Les Québécois votent ce 1er octobre. Les sondages donnent la Coalition Avenir Québec de François Legault gagnante avec une pluralité de sièges à l’Assemblée nationale, mais avec le même nombre de votes (31%) que le Parti libéral du premier ministre Philippe Couillard. Le Parti québécois de Jean-François Lisée serait troisième avec 19% et Québec solidaire de Manon Massé quatrième avec 15%.

CROP, Ipsos, Léger, Mainstreet sont autant de firmes de sondages qui publient, plusieurs fois par campagne électorale, les intentions de vote pour chaque parti politique. Comment expliquer que l’une suggère, par exemple, qu’un parti soit à 11% et l’autre, le même jour, à 14%? Peut-on croire les sondages, et comment fonctionnent-ils?

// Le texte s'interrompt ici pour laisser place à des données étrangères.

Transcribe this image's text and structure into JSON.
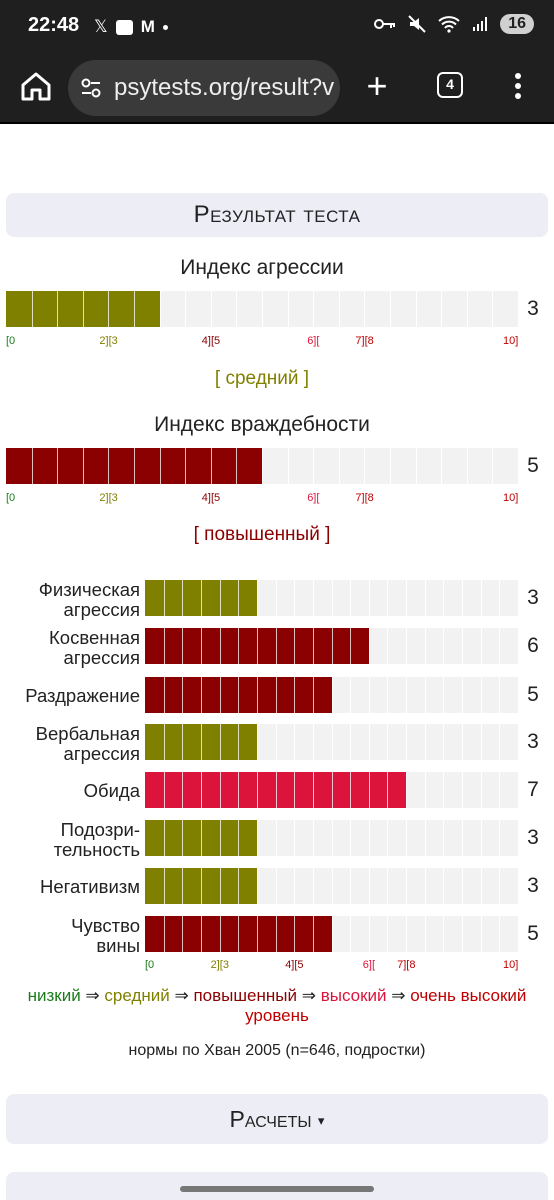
{
  "statusbar": {
    "time": "22:48",
    "left_icons": [
      "x-icon",
      "notes-icon",
      "gmail-icon",
      "dot-icon"
    ],
    "battery": "16"
  },
  "browser": {
    "url": "psytests.org/result?v",
    "tab_count": "4"
  },
  "colors": {
    "low": "#1b7c1b",
    "medium": "#808000",
    "elevated": "#8b0000",
    "high": "#dc143c",
    "very_high": "#c00000",
    "track": "#f2f2f2"
  },
  "page": {
    "header": "Результат теста",
    "aggression": {
      "title": "Индекс агрессии",
      "value": "3",
      "level": "[ средний ]",
      "level_key": "medium"
    },
    "hostility": {
      "title": "Индекс враждебности",
      "value": "5",
      "level": "[ повышенный ]",
      "level_key": "elevated"
    },
    "scale_marks": [
      {
        "text": "[0",
        "key": "low",
        "at": 0
      },
      {
        "text": "2][3",
        "key": "medium",
        "at": 2
      },
      {
        "text": "4][5",
        "key": "elevated",
        "at": 4
      },
      {
        "text": "6][",
        "key": "high",
        "at": 6
      },
      {
        "text": "7][8",
        "key": "very_high",
        "at": 7
      },
      {
        "text": "10]",
        "key": "very_high",
        "at": 10
      }
    ],
    "scales": [
      {
        "label": "Физическая агрессия",
        "value": "3",
        "level_key": "medium"
      },
      {
        "label": "Косвенная агрессия",
        "value": "6",
        "level_key": "elevated"
      },
      {
        "label": "Раздражение",
        "value": "5",
        "level_key": "elevated"
      },
      {
        "label": "Вербальная агрессия",
        "value": "3",
        "level_key": "medium"
      },
      {
        "label": "Обида",
        "value": "7",
        "level_key": "high"
      },
      {
        "label": "Подозри-тельность",
        "value": "3",
        "level_key": "medium"
      },
      {
        "label": "Негативизм",
        "value": "3",
        "level_key": "medium"
      },
      {
        "label": "Чувство вины",
        "value": "5",
        "level_key": "elevated"
      }
    ],
    "legend": {
      "low": "низкий",
      "medium": "средний",
      "elevated": "повышенный",
      "high": "высокий",
      "very_high": "очень высокий уровень",
      "arrow": "⇒"
    },
    "norms": "нормы по Хван 2005 (n=646, подростки)",
    "calc_label": "Расчеты",
    "calc_arrow": "▾"
  }
}
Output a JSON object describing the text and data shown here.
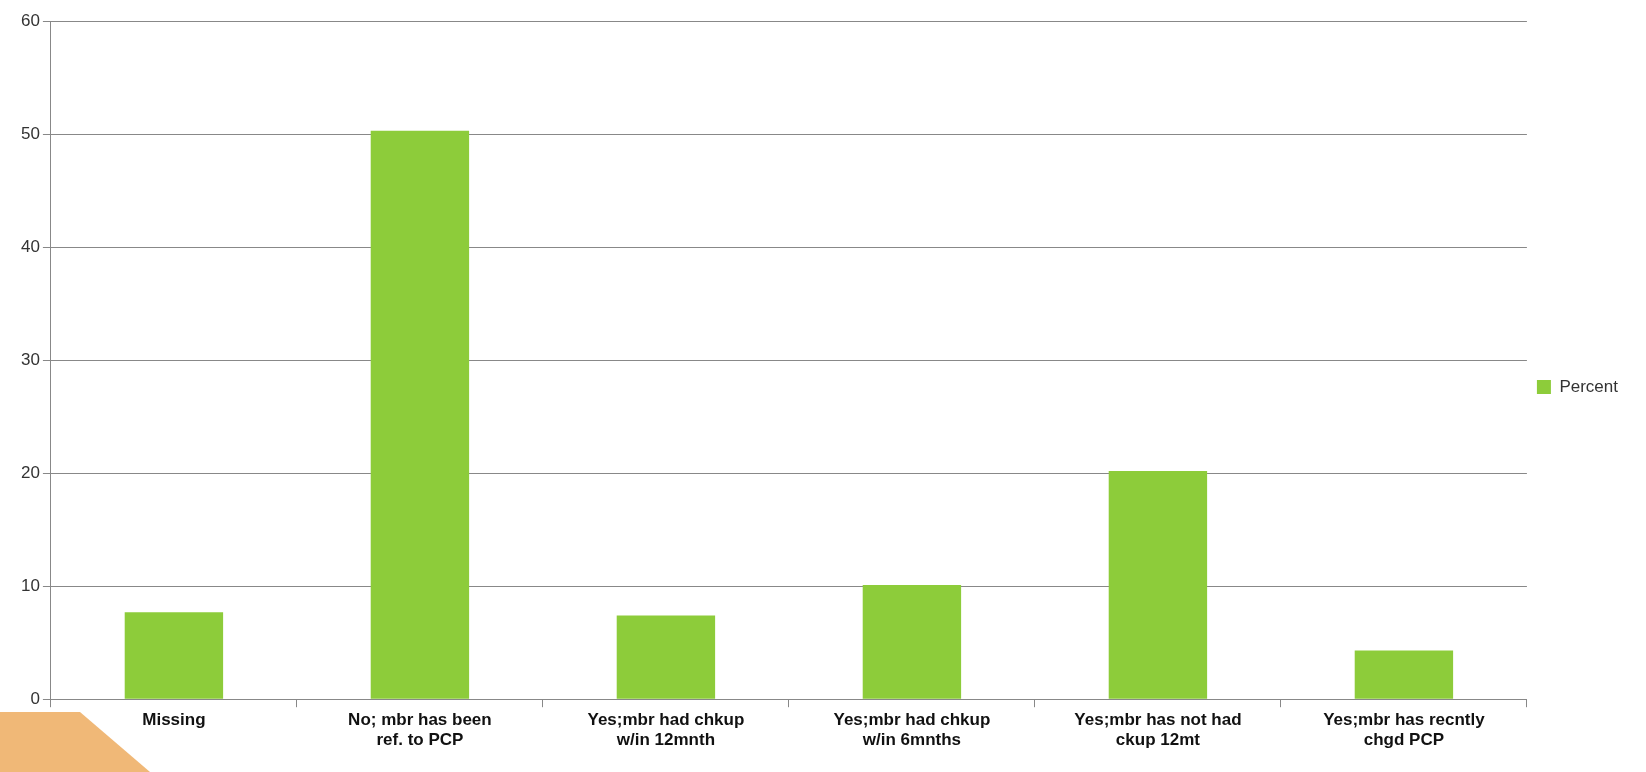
{
  "chart_data": {
    "type": "bar",
    "categories": [
      "Missing",
      "No; mbr has been ref. to PCP",
      "Yes;mbr had chkup w/in 12mnth",
      "Yes;mbr had chkup w/in 6mnths",
      "Yes;mbr has not had ckup 12mt",
      "Yes;mbr has recntly chgd PCP"
    ],
    "series": [
      {
        "name": "Percent",
        "color": "#8dcc3a",
        "values": [
          7.7,
          50.3,
          7.4,
          10.1,
          20.2,
          4.3
        ]
      }
    ],
    "ylim": [
      0,
      60
    ],
    "yticks": [
      0,
      10,
      20,
      30,
      40,
      50,
      60
    ],
    "grid": "y",
    "legend": "right"
  }
}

Pourquoi publier des sondages

Claire Durand, professeure au département de sociologie de l’Université de Montréal en méthodologie et analyse des sondages, et présidente de la World Association for Public Opinion Research, explique que de publier des sondages permet aux partis, dans un premier temps, de savoir qui vote pour qui, en termes d’âge, de nationalité, de localisation, etc.

Pour les médias, les sondages aident à créer de la nouvelle. Pour les analystes, il s’agit d’un des seuls moments où ils peuvent vérifier et décortiquer la méthodologie des sondeurs et évaluer leur capacité réelle à prédire les résultats.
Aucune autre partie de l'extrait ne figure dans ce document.